Sadeh M, River Y, Argov Z
Department of Neurology, Sheba Medical Center, Tel Hashomer, Israel.
Muscle Nerve. 1997 Jun;20(6):735-9. doi: 10.1002/(sici)1097-4598(199706)20:6<735::aid-mus11>3.0.co;2-t.

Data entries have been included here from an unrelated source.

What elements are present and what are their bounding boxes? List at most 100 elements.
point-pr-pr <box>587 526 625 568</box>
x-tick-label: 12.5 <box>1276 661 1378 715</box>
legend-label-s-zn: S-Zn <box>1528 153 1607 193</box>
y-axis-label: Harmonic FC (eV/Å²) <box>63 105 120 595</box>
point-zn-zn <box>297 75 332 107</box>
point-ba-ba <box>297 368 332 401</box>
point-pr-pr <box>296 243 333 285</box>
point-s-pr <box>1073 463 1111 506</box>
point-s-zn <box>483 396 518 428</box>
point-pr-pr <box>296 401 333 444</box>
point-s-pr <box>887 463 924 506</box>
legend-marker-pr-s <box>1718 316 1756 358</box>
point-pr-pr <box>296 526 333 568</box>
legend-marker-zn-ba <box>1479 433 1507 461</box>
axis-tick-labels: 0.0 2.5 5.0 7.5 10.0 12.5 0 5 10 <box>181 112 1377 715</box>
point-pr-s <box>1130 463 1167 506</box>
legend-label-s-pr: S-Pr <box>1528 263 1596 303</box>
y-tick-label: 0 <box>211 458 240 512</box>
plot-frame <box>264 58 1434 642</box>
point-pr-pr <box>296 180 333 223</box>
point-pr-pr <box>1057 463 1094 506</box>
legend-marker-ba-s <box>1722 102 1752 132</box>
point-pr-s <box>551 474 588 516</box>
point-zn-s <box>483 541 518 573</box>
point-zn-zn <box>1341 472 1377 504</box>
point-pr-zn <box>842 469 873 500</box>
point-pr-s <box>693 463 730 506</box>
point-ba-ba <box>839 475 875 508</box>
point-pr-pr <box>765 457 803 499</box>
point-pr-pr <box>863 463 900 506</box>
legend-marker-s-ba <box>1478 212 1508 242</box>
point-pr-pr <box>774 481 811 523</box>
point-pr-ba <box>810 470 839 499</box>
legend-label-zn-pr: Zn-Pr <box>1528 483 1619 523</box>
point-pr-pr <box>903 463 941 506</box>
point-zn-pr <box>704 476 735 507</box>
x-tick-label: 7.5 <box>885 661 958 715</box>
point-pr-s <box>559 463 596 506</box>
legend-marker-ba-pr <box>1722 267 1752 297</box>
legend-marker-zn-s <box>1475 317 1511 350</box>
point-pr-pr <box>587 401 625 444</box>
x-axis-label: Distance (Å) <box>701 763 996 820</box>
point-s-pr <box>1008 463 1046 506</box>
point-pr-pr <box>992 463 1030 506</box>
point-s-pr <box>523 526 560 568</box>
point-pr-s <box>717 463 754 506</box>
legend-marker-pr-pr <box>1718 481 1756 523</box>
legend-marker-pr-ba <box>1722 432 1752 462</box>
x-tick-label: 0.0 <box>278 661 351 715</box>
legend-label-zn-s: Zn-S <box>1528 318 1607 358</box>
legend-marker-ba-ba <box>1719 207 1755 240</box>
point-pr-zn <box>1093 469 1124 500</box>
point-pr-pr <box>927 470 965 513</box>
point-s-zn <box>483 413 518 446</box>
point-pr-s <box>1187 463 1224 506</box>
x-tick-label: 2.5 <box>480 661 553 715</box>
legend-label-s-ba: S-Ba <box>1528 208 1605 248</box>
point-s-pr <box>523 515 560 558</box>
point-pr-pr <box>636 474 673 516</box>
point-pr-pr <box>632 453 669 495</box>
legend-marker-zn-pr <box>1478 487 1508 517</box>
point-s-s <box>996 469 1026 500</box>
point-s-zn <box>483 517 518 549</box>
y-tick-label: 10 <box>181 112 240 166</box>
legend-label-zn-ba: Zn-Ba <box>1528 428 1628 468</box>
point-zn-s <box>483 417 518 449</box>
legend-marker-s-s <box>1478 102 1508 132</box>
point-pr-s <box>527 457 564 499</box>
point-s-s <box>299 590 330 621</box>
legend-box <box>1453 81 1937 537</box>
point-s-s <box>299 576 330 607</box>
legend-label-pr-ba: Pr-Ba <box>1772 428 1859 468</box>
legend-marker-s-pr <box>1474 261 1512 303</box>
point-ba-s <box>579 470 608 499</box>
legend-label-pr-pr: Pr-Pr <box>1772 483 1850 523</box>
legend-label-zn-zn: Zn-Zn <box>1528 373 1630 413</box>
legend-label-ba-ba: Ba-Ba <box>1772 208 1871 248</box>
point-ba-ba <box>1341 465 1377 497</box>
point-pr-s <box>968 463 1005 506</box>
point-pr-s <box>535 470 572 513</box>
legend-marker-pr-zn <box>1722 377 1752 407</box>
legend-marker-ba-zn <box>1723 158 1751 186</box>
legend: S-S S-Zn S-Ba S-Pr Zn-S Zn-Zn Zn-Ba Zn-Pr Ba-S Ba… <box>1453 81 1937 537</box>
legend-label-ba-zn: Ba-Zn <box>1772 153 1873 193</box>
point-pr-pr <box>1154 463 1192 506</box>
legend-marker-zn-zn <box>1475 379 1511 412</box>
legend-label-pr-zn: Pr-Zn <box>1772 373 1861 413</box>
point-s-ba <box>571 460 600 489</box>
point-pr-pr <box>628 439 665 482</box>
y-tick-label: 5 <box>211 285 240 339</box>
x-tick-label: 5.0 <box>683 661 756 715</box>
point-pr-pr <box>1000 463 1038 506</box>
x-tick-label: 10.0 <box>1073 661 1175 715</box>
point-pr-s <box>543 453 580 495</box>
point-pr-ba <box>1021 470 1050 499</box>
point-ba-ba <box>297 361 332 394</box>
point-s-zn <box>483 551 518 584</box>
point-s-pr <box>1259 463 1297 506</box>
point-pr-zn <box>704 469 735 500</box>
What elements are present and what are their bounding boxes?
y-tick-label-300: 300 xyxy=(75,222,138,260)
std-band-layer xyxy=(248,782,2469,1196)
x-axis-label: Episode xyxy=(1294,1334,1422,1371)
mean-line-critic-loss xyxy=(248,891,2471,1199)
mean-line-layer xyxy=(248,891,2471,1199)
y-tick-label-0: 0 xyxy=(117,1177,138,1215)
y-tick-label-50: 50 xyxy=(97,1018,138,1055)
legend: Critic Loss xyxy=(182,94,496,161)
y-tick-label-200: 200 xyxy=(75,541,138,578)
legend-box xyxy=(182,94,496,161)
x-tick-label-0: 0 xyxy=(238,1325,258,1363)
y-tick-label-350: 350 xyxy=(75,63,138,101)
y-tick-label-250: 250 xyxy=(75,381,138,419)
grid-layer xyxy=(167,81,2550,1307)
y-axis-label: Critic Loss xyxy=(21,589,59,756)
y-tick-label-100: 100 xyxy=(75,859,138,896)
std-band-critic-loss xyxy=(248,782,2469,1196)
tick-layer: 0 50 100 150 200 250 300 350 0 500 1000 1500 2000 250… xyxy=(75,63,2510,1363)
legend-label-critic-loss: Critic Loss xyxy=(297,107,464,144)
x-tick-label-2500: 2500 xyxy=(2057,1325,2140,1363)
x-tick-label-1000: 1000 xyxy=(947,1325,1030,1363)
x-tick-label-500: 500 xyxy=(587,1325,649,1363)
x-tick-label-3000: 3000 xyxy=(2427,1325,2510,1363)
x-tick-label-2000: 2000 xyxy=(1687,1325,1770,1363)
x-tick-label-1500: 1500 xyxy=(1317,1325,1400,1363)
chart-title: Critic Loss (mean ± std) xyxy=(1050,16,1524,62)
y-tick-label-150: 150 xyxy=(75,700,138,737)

A patient with LEMS unrelated to cancer was studied by stimulated single-fiber electromyography (SFEMG) before and 3 months after the onset of therapy with 3,4-diaminopyridine. All end-plates showed a progressive reduction in blockings and jitter with the increase in stimulation rate. Treatment significantly corrected this feature, but the overall pattern of frequency-improved jitter remained. Such widespread finding is rare but diagnostic for Lambert-Eaton myasthenic syndrome. Stimulated SFEMG can be used to monitor therapy in such patients.
一名与癌症无关的兰伯特-伊顿肌无力综合征(LEMS)患者,在接受3,4-二氨基吡啶治疗前及治疗开始3个月后,接受了单纤维肌电图(SFEMG)检查。随着刺激频率增加,所有终板的阻滞和颤抖均呈进行性减少。治疗显著纠正了这一特征,但频率改善的颤抖总体模式仍然存在。这种广泛存在的表现虽罕见,但对兰伯特-伊顿肌无力综合征具有诊断意义。刺激SFEMG可用于监测此类患者的治疗情况。